Normally, as the Gulf Stream moves into northern latitudes, its salty, dense water sinks and then travels back toward the south at depth. Salt water is denser and slightly heavier than fresh water and so sinks more easily.
The phenomenon, known as "overturning circulation," has a major impact on climate as the warm water moving north keeps Europe's climate warm, while it balances out climate elsewhere by moving cold water back toward the tropics.
However, since the fresh water from melting ice sheets and glaciers is less dense than saltwater, it resists the normal sinking motion at the northern edge of the Gulf Stream and slows it down, with a ripple effect across all the globe's oceans.
The researchers say their study suggests the current circulation of the Gulf Stream has been reduced by about 15 percent to 20 percent, more than at any time in the last thousand years.
Of particular concern for the U.S. is the possibility of an impact on sea levels with further weakening of the current.
Another recent study identified a sudden, unexpected sea level rise of 4 inches in 2009 and 2010 that researchers attributed to a slowing of the Atlantic's overturning circulation.
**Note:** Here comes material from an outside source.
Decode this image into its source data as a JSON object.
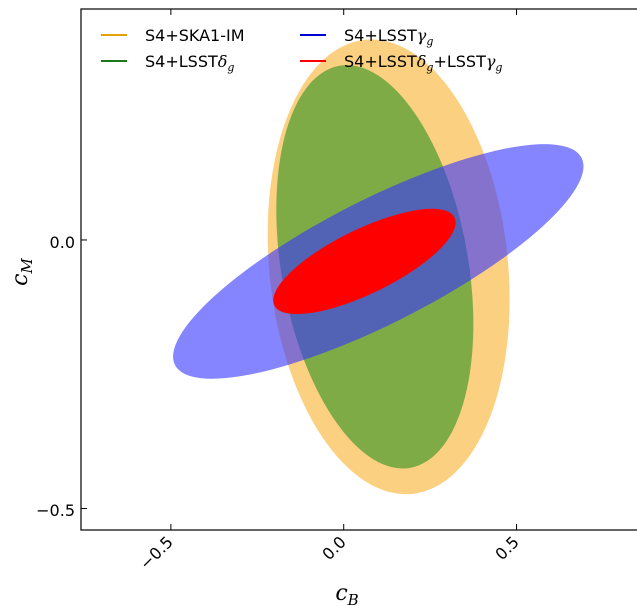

With bigger changes in circulation could come even bigger increases, says Stefan Rahmstorf of the Potsdam Institute.
"For a big breakdown of the circulation, [sea level rise] could amount to one meter, in addition to the global sea level rise that we're expecting from global warming," he says. A meter is about 3.2 feet, or 39 inches.
It's a trend that has not gone unnoticed, he adds.
"We have detected strong evidence that the global conveyor has indeed been weakening in the past hundred years, [and] particularly since 1970," he says.